In such a case, it is advised to continue with your current policy and buy another policy after declaring your current insurance plans, thus availing benefits of both the plans. For the plans bought offline, one can consider closing them down after analyzing cost difference. Generally online plans will be way cheaper with the age factor as well.

Will the term plan cover me if I am travelling abroad for business/leisure purpose?

Ans:

Yes, term plan covers an insured even if he/she travels abroad for business/leisure purpose. However, if any such trip is scheduled at the time of buying the policy then the same should be mentioned in the proposal form.

What is sum assured?

Ans:

Sum assured is usually referred to as the amount of insurance in a policy. It is the amount that would be paid to the nominee in case of death of the policyholder. Sum assured plays a major role in deciding premium rates of a policy. 

Few policies also pay additional cover along with sum assured. This increases total life cover for the same sum assured.

 

Can I increase or decrease value of sum assured in future?

Ans:

Once a term plan has been bought, you cannot.

Slightly unrelated, there are a few plans which have increased income facility in their structure. It means, these plans offer the benefit of monthly income increase every year. For example, HDFC Click2Protect Plus Increasing income, Max Life Increasing Monthly Income Plan, etc.

What is a premium paying term?

Ans:

It is a term during which a policyholder pays premium to the insurance company.

What is death benefit?

Ans:

The amount received by nominees at the time of death of a policyholder is called death benefit.

Who is a proposed insured?

Ans:

A proposed insured is a person whose interests are safeguarded by insurance company. For instance, if you are an individual whose life is going to be covered under the insurance policy then you will be called proposed insured. 

Is a pregnant lady covered in life insurance policy?

Ans:

A pregnant lady is not covered if claims fall under exclusions of pregnancy clause imposed by the insurer at the time of issuing the policy. Also it will not be covered if non-disclosures are found with regard to pregnancy related questions (history of miscarriage, abortion, ectopic pregnancy) at the time of proposal. 

If a pregnant lady wishes to cover under life policy, insurer can ask her to apply for it 3 months after delivery. However, this clause is not applicable if a pregnant lady is already covered under a plan.

What if I become an NRI after purchasing term insurance plan?

Ans:

Your term insurance plan coverage will remain active even if you become an NRI post policy issuance.  It is good to keep the insurer informed about the change in status though.

Are there any benefits of buying insurance at an early age?

Ans:

Yes, buying insurance at an early stage would entitle you to a lower premium on the policy. The earlier you buy an insurance policy; the lower will be your premium amount.  Also, chances of getting a policy are higher because of your good health.

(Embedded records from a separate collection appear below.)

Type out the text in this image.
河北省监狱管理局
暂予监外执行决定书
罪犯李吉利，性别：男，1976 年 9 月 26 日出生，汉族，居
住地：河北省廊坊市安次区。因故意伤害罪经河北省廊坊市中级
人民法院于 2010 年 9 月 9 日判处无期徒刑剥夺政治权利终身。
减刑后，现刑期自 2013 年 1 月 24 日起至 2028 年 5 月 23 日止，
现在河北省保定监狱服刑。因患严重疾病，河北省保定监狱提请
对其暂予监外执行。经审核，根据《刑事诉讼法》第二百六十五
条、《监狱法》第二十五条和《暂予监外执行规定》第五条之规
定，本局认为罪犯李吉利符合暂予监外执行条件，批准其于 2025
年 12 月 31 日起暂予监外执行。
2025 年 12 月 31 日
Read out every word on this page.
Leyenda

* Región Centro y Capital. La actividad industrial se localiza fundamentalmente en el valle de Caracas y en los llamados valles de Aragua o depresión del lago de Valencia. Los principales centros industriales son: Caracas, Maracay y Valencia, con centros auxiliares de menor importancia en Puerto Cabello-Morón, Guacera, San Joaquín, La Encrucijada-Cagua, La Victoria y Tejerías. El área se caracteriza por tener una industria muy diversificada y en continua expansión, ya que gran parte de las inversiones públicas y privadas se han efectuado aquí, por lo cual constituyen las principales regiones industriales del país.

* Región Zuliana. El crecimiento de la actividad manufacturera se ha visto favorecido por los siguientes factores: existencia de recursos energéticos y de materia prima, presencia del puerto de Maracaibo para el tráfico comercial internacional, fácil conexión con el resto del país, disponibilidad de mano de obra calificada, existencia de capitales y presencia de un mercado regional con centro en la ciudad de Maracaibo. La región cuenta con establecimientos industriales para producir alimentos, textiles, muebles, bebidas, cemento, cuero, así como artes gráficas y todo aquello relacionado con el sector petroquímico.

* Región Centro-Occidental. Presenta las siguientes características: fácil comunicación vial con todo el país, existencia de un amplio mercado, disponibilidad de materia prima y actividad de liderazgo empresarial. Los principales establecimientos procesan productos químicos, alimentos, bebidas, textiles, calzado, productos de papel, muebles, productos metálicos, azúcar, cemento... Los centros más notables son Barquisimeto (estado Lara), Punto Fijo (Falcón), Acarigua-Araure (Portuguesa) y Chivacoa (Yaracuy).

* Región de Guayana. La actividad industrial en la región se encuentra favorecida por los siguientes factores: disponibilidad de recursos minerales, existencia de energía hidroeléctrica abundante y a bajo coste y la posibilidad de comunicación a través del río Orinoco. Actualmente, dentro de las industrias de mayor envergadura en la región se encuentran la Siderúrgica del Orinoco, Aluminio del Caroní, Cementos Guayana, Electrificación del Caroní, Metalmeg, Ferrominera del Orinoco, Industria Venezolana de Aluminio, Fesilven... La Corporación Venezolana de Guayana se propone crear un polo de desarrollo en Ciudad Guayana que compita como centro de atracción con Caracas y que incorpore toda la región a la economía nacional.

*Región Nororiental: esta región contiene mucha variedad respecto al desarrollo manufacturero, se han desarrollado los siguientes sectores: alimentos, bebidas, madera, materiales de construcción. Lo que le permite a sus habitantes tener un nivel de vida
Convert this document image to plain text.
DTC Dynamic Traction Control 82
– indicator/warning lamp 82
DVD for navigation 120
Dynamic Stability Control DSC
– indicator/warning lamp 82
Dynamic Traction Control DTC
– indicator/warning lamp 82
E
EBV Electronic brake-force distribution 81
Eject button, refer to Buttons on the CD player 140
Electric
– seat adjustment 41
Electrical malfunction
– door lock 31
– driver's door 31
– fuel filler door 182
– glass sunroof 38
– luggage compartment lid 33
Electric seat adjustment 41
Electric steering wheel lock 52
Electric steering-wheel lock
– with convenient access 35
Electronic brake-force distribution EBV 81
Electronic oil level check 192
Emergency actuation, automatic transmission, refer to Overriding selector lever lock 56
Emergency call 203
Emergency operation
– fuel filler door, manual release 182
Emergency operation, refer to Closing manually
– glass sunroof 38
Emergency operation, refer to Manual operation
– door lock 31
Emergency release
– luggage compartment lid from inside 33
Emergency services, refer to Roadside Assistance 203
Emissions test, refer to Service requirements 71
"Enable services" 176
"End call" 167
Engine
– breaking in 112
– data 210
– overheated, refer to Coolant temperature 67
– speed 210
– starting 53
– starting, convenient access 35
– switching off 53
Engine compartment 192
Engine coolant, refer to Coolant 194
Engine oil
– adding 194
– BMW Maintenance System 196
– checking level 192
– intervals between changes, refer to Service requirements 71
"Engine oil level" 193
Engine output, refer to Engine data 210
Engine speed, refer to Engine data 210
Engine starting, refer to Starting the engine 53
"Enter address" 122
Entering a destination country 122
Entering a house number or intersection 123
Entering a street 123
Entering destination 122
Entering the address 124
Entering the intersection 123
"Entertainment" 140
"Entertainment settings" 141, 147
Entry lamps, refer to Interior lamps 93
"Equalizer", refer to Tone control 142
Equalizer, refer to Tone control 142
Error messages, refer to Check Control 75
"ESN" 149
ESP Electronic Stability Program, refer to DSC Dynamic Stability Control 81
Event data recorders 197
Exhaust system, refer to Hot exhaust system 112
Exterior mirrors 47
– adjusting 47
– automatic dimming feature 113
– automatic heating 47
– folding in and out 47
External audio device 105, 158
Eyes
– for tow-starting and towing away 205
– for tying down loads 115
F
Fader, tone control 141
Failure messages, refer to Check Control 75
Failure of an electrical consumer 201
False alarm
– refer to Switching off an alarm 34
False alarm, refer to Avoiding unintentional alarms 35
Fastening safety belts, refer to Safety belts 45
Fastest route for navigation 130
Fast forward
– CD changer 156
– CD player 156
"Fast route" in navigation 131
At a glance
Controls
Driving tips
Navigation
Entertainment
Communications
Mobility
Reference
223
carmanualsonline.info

How does a life insurance company evaluate my risks?

Ans:

The life insurance company’s decision to insure your life or not relies on the information you provide in the application form. The evaluation of your risk is determined by several factors such as your age, habits, occupation, and medical history. If you have any pre-existing medical condition then the insurer will raise the premium of the policy. The increase in premium is subject to the actual medical status of the policyholder and risk posed to his life. 

Do term plans cover death due to natural disaster?

Ans:

Yes, term plans cover death due to natural disaster, like flood, earthquake, storm, etc.

Does insurance company cover death due to terrorist attack?

Ans:

Yes, death due to terrorist attack/war/natural calamities is covered in insurance policy (unless specifically excluded by insurance company) and claim is settled if documentation is in order. 

What are the exclusions of term insurance plans?

Ans:

Term plans does not pays death claims if death occurs due to suicide within first year of policy issuance or within first year after reviving a lapsed policy.

Who is a preferred non-smoker and how is an individual declared as preferred non-smoker?

Ans:

Non-smoker refers to a person who does not consume tobacco in any form. Preferred non-smoker is the one who does not have any pre-existing medical conditions at the time of signing the policy. Below are the situational requirements to fall under this category:

No use of tobacco or nicotine-based products in last 12 months

Cholesterol level not exceeding 280, with or without treatment

Blood pressure not exceeding 152/92, with or without treatment

No cardiovascular or cancer death of more than one parent before age 60

These customers generally fall under non-medical category – depending on their age. Preferred rates are applicable for this category if there is any differentiation by the insurer.

Can I get term insurance cover if I am a smoker or tobacco user?

Ans:

Yes, you will be entitled to get term insurance cover even if you are a smoker or tobacco user. However, the premium rates will be higher than a non-smoker. Do declare in the proposal form.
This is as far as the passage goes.